Identify Action Plans
- What must be changed to prevent the recurrence of each root cause and contributing factor? (Hardware, Software, Procedures, Resources).
- Circumvention – Immediate action taken to restore function.
- Future Prevention – Additional actions are required to insure the problem does not recur. May require Change Management.
- Action plans are used for future prevention. It is possible that the immediate action (circumvention) might be the only action for future prevention, however, if it is deemed a temporary solution and/or other items need to be addressed to eliminate contributing factors, an action plan should be put in place.
- Each action item should contain: Description of the activity, Target completion date, Person responsible for implementation.
Communicate Lessons Learned
- RCA meetings, Team meetings, Outlook, Team newsletters, Updated procedures and checklists, Data Repositories.
- Use a quantitative approach to capture and assess the impact.
- Use a qualitative approach to document the details of the impact.
Summary: Finding the Root Cause will prevent the recurrence of a given or like problem.
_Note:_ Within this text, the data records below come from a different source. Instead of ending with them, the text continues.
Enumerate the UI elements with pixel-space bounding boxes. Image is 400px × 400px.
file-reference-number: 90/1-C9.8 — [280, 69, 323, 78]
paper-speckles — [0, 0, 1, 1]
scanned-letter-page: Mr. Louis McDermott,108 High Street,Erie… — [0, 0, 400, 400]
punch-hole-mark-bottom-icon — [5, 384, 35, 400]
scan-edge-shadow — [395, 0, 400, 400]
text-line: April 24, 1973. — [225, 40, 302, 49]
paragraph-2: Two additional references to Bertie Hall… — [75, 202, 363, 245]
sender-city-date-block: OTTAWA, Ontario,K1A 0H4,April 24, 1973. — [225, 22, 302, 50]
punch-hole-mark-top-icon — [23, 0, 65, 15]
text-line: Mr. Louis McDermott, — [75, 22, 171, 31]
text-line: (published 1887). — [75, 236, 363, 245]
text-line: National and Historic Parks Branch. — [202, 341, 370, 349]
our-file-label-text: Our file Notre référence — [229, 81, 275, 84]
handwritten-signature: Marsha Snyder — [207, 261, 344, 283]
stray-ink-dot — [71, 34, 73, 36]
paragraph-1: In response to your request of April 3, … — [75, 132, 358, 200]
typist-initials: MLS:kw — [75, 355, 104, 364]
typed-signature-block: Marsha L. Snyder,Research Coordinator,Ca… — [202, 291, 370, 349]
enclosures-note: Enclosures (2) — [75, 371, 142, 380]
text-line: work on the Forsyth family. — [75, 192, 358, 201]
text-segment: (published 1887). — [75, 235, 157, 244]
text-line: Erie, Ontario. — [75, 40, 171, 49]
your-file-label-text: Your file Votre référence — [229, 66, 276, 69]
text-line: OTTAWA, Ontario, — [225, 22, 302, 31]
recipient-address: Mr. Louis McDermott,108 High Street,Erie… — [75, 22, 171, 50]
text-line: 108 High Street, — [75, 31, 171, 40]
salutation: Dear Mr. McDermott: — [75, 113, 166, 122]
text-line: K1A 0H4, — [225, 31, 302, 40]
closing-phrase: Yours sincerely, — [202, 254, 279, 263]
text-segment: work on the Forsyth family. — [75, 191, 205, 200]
Identifying and implementing good action plans results in improved customer satisfaction, availability, and maximizes productivity. Root Cause Analysis is not the assignment of blame; it helps ensure continuous improvement
The Five Whys, Is a technique that can help with solving problems, Provides us with a structure we can use to understand the relationships between possible causes of the problem, Gives us a framework for planning what data to collect, and Serves as a visual display.